The way to defeat the scammers is to teach people how to think in a new way, and to move beyond the idea that all solutions can be automated: not quite paranoid, but at least scam-aware. I know, I know: bank machines, cell phones, money transfers, and the like are all stunningly new, stunningly futuristic things to a certain generation of Koreans. I won’t go so far as to say, “If grandma’s so dumb as to give a stranger all her money…” because who knows what kinds of bewildering technologies I’ll be faced with in thirty or forty years!

However, if someone sat down with grandma and explained, in simple terms, what voice phishing is, and why she should be careful, maybe grandma would understand. And for the cases where grandma’s too old to grasp it, there could be other failsafes. I’m thinking online business certifications, face-to-face meetings with a bank official for all funds transfers over a certain amount between two individuals not previous financially connected, wherein the recipient needs to demonstrate the legitimacy of the transaction, when one of the individuals is over a certain age or even just when he or she has opted for free “scam protection” service? Hell, this would even make it possible to catch attempted scammers — assuming bank security could handle tackling a scammer — and would force those criminals into a new niche. (And I don’t suspect it’d add up to all that many meetings, in the long run.)

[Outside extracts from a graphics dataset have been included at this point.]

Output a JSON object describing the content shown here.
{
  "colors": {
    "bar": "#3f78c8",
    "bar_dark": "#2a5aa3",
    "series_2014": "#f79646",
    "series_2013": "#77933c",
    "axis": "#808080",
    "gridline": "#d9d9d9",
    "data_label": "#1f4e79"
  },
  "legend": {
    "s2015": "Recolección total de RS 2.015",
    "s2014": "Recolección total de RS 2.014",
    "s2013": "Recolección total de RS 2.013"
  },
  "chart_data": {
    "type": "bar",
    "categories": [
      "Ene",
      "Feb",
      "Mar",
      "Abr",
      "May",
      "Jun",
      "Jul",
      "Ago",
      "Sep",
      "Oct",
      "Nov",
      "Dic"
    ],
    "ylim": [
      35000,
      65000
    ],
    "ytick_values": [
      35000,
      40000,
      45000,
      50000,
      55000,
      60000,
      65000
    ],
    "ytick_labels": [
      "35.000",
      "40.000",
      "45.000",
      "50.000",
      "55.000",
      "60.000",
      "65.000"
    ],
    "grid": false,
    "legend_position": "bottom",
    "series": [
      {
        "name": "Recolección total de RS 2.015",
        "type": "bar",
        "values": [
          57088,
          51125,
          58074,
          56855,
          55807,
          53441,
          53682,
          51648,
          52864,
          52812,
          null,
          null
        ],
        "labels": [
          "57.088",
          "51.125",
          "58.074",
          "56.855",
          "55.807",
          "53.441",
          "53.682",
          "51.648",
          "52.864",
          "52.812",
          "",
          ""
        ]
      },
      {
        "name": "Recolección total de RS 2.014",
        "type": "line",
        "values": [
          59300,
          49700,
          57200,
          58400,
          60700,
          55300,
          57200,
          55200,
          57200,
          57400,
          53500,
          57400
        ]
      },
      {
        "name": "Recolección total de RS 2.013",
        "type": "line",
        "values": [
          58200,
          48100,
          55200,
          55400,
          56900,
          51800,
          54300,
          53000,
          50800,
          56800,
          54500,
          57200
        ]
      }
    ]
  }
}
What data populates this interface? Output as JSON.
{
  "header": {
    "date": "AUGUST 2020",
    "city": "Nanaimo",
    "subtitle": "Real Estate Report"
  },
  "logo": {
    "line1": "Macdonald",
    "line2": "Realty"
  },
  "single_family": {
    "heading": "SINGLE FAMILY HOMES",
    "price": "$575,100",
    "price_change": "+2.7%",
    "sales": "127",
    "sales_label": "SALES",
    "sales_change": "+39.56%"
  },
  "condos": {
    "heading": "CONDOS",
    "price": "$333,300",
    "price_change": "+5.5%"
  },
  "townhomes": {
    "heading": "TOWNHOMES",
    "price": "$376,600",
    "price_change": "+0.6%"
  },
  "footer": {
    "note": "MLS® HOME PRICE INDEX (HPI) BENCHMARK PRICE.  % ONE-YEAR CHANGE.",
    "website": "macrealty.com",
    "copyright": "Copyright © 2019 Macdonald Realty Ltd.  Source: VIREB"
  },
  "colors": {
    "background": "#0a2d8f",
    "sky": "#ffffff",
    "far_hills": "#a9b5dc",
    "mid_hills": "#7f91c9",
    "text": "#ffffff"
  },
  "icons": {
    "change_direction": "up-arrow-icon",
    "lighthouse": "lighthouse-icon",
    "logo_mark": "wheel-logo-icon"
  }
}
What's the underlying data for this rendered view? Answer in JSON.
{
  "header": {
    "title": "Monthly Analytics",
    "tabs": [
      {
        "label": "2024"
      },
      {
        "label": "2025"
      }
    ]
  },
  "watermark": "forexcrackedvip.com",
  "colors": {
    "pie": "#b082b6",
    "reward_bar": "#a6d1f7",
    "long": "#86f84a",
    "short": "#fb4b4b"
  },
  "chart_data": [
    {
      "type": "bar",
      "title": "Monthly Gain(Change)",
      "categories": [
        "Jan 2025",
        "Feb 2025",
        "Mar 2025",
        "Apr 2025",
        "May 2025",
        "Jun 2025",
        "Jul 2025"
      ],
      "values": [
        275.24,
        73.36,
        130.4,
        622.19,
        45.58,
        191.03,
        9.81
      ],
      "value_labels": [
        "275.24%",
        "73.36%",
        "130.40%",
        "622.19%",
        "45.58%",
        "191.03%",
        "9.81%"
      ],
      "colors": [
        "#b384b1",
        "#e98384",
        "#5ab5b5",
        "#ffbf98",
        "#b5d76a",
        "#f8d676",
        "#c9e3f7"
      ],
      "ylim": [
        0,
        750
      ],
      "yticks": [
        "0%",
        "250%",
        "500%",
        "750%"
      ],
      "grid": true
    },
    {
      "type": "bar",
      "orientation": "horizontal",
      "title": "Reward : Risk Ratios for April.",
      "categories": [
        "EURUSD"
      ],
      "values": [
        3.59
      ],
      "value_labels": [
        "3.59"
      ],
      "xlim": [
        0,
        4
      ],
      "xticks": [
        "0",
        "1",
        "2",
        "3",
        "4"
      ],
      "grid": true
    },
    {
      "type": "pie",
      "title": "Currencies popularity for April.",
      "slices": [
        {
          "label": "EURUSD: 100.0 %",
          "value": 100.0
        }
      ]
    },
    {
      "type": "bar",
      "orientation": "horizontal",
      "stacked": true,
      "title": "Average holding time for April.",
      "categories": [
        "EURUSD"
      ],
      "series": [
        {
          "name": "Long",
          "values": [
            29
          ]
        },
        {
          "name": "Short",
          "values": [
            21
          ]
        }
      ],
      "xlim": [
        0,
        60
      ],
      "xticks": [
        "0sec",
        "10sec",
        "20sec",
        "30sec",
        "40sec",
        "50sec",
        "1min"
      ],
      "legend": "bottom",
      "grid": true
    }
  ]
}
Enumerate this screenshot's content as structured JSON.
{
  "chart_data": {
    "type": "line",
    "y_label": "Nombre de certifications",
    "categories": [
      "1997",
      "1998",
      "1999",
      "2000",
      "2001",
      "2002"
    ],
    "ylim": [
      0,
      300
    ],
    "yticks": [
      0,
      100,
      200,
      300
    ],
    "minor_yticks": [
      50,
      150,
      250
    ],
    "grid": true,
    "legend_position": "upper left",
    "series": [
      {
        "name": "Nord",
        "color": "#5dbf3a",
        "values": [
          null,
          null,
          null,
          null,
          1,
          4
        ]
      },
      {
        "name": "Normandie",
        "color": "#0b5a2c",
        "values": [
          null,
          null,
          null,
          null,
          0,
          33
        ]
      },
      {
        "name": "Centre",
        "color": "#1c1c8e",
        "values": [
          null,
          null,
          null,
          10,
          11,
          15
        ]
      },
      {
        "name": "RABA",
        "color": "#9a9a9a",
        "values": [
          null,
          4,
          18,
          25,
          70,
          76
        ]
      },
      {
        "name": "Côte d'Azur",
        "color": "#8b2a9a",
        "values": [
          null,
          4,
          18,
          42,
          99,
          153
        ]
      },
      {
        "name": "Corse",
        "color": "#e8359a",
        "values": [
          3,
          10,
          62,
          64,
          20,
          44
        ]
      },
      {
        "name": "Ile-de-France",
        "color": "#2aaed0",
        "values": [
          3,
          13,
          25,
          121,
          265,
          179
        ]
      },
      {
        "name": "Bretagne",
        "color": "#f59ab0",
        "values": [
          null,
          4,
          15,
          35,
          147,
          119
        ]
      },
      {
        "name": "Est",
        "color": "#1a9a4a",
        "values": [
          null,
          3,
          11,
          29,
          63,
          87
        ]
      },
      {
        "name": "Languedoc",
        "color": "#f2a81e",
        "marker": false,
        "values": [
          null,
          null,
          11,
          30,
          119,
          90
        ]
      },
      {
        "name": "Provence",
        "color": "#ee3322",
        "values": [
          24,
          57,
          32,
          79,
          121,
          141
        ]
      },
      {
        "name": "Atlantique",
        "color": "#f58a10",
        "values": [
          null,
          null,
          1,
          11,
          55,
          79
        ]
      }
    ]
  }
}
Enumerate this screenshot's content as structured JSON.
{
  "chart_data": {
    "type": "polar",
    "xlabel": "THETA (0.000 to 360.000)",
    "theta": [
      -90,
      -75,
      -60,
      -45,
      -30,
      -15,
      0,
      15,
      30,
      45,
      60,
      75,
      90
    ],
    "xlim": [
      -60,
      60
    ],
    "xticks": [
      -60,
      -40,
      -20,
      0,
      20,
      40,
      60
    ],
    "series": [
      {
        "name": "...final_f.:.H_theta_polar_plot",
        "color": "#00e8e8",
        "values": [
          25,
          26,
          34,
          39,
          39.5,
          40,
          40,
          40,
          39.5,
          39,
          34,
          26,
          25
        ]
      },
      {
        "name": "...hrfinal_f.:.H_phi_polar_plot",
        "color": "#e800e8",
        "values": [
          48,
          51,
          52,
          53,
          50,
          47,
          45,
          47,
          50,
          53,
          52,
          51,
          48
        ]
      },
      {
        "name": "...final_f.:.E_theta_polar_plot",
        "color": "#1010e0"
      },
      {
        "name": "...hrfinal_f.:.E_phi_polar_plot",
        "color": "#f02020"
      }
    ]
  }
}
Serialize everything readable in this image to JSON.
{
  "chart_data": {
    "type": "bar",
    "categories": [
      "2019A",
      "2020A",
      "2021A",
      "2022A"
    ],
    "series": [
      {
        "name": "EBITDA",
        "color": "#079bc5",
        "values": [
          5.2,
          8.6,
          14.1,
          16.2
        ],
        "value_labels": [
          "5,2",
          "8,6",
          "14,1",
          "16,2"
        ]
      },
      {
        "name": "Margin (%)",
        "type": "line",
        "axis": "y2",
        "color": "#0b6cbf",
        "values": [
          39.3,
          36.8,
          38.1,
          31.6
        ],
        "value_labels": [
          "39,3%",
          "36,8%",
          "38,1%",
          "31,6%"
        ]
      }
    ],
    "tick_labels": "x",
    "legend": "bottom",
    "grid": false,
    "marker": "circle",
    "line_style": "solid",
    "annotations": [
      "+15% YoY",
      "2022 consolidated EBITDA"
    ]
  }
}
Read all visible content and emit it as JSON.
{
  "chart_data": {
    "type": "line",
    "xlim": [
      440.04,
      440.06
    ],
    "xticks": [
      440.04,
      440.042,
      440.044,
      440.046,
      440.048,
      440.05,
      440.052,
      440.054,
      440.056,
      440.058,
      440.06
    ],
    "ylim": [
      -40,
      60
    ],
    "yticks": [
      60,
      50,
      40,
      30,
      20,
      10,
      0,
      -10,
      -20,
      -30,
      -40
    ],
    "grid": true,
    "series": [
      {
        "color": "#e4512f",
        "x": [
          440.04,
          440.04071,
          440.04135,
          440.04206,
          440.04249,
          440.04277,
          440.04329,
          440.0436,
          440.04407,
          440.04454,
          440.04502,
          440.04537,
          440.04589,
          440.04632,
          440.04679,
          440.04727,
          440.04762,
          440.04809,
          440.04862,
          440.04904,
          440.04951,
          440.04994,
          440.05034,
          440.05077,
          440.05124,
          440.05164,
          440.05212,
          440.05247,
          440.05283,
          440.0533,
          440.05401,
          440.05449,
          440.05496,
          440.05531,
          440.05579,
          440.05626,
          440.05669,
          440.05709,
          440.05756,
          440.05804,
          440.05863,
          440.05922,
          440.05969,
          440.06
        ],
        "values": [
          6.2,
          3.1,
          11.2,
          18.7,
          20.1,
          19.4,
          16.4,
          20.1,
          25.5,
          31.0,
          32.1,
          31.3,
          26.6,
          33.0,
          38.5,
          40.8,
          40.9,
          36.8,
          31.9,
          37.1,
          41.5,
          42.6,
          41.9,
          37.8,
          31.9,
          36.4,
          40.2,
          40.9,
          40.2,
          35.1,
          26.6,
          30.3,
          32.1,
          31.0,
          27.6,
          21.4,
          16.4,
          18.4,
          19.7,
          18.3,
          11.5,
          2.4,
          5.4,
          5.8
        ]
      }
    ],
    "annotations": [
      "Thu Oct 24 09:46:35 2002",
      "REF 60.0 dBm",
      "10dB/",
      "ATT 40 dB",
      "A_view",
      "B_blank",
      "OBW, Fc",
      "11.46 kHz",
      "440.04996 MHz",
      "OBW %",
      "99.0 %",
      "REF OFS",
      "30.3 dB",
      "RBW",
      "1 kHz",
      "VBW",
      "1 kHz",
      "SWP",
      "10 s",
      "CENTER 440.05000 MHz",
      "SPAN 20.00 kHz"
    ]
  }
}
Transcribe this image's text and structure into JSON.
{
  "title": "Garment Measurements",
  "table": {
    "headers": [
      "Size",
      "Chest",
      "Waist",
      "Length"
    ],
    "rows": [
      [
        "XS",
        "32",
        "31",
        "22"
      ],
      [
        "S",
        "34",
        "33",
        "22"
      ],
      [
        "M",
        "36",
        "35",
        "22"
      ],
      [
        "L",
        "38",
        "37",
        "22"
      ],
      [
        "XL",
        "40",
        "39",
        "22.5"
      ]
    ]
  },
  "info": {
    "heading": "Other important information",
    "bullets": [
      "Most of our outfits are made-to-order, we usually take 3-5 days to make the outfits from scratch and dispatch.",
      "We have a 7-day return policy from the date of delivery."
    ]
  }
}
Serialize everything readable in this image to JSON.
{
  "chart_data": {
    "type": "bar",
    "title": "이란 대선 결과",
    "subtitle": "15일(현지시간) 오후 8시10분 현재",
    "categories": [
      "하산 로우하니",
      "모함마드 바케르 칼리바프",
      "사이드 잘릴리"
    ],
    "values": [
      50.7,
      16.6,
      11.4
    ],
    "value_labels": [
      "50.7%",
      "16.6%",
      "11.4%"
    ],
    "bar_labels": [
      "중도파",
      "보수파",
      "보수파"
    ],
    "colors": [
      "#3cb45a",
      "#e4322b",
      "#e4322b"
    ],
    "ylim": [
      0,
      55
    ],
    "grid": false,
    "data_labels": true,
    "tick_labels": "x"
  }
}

1. On the other hand, I personally would be truly appreciative if the authorities would install those on buses and subways, so that people could travel in relative comfort without their immediate neighbours shouting into their phones. It’s very easy to take the punish’-em-all tack when you know it’ll never affect you: I rarely take or receive calls on the subway, and likewise, I’m glad to hear (from James) that DMB service in the subways is on its last legs because it’s a money-losing venture: sure, only one out of ten people is so rude as to watch TV without headphones, but one out of ten is still a lot. Since I don’t use DMB — streaming TV to portable devices — I will not be sad to see it go. Wifi, on the other hand, is something I wish we had on the trains. Ah well.)